4. PwC created an infographic as well that might shed some light into what a blockchain is.
“…the term “blockchain” in the literal sense just means a “chain of blocks”, a list of records, called “blocks”- quite similar to that of a spreadsheet. The pages of this spreadsheet are cryptographically linked together, one after another. This concept goes back nearly thirty years in cryptography and computer science, but the term and technology have been made popular recently due to the way the Bitcoin Network has emerged…’

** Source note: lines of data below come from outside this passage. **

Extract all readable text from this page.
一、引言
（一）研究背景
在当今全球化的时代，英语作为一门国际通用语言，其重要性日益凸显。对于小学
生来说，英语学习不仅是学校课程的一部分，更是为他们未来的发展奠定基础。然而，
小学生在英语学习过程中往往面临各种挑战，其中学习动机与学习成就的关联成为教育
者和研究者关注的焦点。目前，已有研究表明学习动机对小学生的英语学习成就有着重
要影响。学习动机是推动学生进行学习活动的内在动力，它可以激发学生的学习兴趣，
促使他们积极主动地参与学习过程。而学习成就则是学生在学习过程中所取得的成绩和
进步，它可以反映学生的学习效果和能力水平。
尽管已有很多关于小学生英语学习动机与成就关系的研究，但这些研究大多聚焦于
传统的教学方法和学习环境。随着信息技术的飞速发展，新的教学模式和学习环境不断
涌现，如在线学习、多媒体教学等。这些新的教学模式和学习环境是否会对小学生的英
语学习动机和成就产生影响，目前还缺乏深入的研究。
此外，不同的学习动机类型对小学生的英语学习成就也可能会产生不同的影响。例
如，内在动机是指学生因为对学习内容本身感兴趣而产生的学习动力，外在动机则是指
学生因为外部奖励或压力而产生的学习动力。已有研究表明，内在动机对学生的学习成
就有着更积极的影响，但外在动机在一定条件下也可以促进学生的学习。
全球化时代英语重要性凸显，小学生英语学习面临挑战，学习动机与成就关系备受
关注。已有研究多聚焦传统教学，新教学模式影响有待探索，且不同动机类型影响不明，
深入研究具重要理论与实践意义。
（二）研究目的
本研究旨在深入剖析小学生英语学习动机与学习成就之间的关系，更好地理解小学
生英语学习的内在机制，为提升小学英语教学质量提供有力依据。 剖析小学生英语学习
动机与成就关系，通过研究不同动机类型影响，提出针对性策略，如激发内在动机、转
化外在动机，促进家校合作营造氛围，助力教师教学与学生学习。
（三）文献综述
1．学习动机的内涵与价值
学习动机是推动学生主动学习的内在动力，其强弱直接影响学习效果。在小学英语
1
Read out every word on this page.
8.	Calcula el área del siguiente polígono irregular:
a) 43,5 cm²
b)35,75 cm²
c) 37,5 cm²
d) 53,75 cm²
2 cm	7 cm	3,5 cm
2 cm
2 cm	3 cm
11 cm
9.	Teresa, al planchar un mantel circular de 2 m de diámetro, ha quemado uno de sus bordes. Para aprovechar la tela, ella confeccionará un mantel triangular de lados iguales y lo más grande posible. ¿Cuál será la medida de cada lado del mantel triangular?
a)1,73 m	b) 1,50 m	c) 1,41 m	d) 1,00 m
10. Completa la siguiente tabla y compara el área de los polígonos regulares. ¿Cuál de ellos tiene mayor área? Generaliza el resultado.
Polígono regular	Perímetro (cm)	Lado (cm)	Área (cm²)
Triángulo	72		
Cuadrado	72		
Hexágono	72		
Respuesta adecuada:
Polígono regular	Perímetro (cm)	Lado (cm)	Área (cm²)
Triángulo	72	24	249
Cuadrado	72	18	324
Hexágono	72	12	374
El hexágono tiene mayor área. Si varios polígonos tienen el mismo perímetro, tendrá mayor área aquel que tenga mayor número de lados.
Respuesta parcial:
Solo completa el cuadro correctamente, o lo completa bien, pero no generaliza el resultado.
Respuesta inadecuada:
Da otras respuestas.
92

6. For those who like watching or listening here is a very informative video explaining the whole concept at different levels of complexity:
7. And one more visual explanation by Amanda B. Johnson :
By design it should be very difficult to alter once something has been written to blockchain. Integrity of stored data can be verified by all participants that are running it by simply following the hardcoded rules and checking the state of their database against other participant’s databases. Appending of data to this database comes in a form of blocks. Each block contains multiple records which amount is capped by the size of the block measured in bytes. Anyone running this software can add their record and after specified period of time all of them are finally wrapped in a form of data block. For bitcoin that time is approximately every 10 minutes. That means that a blockchain is a database where records are kept in blocks of certain size (1MB for Bitcoin blockchain). By running the software all participants have their own copy of the database which they can check against all other participants to validate correctness of the global state of the blockchain. If all the records are identical then the consensus is kept and blockchain is running as it is supposed to. Each newly added (mined) block to the network contains information about all the blocks that came before itself thus alteration of any data that was stored earlier than in current block would change the ‘signature’ of all the previous blocks and integrity of the network would not be kept. That in turn would immediately reveal incoherence to all the participants that keep their copy of blockchain database.